Charlotte’s constant companion, a shaggy dog, ran ahead of them, darting from one side of the road to the other, his eagerly
sniffing nose never leaving the ground for very long. Mouth open, his pink tongue hanging from one side, he truly seemed to
be having the time of his life. Part Labrador retriever and part collie, Jasper had a black coat that was randomly splotched
with patches of white, down to the tip of his long, bushy tail. Though Eliza often complained that he could be a danger to
Charlotte, Rachel saw him as a gallant protector. Every bit as good-natured as he was good-sized, he rarely left Charlotte’s
side, even when he followed her to school; more than once, Charlotte had sneaked him inside, much to her teacher’s consternation.

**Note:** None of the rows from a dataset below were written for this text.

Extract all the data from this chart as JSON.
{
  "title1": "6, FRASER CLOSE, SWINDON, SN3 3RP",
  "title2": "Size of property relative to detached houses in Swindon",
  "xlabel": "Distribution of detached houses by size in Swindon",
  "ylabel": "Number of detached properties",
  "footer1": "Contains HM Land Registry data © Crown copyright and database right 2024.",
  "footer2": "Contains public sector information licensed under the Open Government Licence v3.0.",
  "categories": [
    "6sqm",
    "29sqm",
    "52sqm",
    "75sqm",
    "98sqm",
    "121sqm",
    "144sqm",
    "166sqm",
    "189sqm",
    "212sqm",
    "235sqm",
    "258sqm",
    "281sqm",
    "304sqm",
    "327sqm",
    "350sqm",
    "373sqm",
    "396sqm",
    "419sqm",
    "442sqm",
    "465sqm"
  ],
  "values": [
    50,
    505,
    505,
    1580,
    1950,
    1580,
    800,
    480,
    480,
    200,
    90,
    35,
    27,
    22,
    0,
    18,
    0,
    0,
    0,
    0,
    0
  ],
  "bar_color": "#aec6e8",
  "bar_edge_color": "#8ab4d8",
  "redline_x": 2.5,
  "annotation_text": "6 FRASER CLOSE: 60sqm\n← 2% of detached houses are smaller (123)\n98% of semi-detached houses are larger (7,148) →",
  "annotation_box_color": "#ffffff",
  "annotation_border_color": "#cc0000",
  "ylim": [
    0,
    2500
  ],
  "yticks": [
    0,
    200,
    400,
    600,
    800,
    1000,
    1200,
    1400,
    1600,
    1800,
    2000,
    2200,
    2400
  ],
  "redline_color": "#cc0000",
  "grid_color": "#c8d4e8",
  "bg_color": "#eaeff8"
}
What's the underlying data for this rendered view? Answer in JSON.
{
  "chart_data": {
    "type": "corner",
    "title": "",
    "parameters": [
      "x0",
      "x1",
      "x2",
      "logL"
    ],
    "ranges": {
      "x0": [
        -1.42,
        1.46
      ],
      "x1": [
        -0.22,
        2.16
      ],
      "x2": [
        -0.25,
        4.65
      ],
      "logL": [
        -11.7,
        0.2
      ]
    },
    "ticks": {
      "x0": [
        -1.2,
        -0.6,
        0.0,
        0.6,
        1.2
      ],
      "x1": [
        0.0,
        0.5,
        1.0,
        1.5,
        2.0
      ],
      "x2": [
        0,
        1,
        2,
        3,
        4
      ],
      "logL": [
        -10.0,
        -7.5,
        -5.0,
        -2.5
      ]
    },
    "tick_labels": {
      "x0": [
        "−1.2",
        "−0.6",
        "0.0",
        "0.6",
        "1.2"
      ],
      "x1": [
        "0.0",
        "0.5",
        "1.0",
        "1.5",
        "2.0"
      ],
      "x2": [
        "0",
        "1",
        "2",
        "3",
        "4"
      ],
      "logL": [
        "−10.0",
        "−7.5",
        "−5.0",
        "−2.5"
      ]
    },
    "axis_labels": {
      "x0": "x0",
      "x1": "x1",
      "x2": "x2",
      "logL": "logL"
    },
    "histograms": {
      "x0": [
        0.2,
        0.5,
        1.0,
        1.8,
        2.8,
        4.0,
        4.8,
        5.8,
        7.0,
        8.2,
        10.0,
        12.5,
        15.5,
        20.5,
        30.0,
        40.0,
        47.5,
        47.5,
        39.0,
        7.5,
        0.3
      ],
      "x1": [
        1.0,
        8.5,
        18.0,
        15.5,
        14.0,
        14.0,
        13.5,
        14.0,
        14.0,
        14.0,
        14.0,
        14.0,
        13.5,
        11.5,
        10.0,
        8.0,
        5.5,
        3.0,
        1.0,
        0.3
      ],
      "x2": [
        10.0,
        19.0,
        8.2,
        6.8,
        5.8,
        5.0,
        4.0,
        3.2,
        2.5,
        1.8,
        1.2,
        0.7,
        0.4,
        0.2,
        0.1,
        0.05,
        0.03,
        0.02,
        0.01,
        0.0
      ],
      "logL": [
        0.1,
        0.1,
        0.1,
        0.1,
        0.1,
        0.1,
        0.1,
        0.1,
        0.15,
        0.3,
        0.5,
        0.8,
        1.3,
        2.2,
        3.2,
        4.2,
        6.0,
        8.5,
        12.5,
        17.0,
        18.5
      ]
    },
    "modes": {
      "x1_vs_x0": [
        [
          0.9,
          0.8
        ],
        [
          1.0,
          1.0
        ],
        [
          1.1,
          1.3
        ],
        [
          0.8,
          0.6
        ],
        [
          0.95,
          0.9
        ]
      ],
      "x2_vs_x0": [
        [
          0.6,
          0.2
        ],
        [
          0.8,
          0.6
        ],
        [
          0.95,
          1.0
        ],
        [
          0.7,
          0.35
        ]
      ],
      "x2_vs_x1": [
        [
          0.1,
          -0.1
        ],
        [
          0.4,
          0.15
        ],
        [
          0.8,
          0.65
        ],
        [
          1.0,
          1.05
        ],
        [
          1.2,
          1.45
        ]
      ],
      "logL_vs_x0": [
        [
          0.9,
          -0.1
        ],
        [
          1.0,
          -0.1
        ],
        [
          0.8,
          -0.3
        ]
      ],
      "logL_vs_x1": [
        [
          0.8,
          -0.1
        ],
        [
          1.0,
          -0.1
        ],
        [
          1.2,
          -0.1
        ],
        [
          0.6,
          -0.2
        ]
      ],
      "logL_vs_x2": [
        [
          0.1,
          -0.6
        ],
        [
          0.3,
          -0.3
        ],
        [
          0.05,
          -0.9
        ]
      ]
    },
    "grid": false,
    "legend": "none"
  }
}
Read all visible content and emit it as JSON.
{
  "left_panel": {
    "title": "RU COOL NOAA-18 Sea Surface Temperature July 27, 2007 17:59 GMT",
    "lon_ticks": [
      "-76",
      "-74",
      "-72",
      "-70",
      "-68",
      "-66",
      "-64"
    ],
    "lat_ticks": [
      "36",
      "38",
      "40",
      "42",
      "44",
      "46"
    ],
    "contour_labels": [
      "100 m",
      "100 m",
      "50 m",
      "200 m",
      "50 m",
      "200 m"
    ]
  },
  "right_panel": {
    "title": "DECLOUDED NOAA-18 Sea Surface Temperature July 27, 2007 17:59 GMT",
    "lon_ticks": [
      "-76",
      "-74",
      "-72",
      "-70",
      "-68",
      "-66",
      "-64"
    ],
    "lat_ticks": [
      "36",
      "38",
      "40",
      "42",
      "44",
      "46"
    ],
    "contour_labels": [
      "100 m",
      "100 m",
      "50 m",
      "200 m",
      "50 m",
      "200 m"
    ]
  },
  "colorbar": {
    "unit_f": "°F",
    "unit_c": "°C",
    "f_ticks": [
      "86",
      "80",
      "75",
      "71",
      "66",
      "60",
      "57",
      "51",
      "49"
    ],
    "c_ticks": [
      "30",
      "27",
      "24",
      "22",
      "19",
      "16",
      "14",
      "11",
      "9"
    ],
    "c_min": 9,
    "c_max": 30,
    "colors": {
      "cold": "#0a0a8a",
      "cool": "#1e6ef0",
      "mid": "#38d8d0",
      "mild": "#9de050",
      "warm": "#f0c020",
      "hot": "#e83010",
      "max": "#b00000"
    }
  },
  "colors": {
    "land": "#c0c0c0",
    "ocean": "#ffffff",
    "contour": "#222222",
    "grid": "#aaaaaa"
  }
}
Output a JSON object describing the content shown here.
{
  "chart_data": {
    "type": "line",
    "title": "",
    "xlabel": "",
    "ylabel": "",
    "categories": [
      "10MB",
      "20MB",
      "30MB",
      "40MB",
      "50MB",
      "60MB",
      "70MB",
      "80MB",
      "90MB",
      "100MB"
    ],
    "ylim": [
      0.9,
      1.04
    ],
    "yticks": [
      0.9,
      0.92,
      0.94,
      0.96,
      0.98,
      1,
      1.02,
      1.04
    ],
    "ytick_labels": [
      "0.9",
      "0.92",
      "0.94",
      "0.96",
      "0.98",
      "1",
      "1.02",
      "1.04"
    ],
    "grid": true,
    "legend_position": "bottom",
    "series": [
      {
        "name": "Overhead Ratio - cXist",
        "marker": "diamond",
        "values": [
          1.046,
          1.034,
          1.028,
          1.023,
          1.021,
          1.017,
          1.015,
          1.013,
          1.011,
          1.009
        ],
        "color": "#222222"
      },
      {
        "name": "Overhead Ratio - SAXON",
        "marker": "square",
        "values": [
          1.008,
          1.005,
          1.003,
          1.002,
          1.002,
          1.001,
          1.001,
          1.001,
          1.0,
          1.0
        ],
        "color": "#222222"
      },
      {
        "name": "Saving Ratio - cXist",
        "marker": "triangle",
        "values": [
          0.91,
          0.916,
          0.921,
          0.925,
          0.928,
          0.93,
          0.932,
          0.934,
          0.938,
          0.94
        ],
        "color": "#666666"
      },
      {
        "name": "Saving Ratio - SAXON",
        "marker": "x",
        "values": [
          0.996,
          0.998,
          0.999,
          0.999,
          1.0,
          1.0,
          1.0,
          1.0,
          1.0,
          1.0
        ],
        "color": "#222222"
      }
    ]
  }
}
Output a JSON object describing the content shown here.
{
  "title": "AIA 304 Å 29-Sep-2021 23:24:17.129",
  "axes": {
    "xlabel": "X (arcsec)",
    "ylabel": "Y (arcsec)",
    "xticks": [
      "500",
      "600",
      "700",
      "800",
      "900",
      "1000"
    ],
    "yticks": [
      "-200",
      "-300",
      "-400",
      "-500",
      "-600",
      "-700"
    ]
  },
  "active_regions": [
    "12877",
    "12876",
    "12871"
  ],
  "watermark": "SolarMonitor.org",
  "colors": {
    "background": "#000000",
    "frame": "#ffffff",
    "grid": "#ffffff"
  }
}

“He ain’t either,” Charlotte said stubbornly.

For the briefest of moments, Rachel found herself startled by the sound of Charlotte’s voice; ever since she had been forced
to stop her playing behind the boardinghouse, the little girl had remained mute, choosing to sulk instead of talk. “Yes he
is,” Rachel countered. “He’s bouncing around and enjoying himself.”

“I ain’t no dog,” Charlotte mumbled.

“Don’t say ‘ain’t,’ Charlotte.”

Jasper seemed to recognize that he was the subject of conversation and turned his head back to them for a moment before resuming
his wayward sniffing.

Charlotte had always been quick to throw temper tantrums and to argue, far more prone to give a frown than a smile; she was
as hard to predict as she was to control. Even as an infant, the sound of her wailing could be heard over the thunderous noise
of trains in the depot across the street. Eliza constantly complained of her sinful disobedience, of her refusal to do as
she was told. Rachel often tried to practice Otis’s advice, an admonition to be patient with the girl, but there were days…

What kind of mother have I been?

“I didn’t want to come here. I want to play jacks,” Charlotte complained.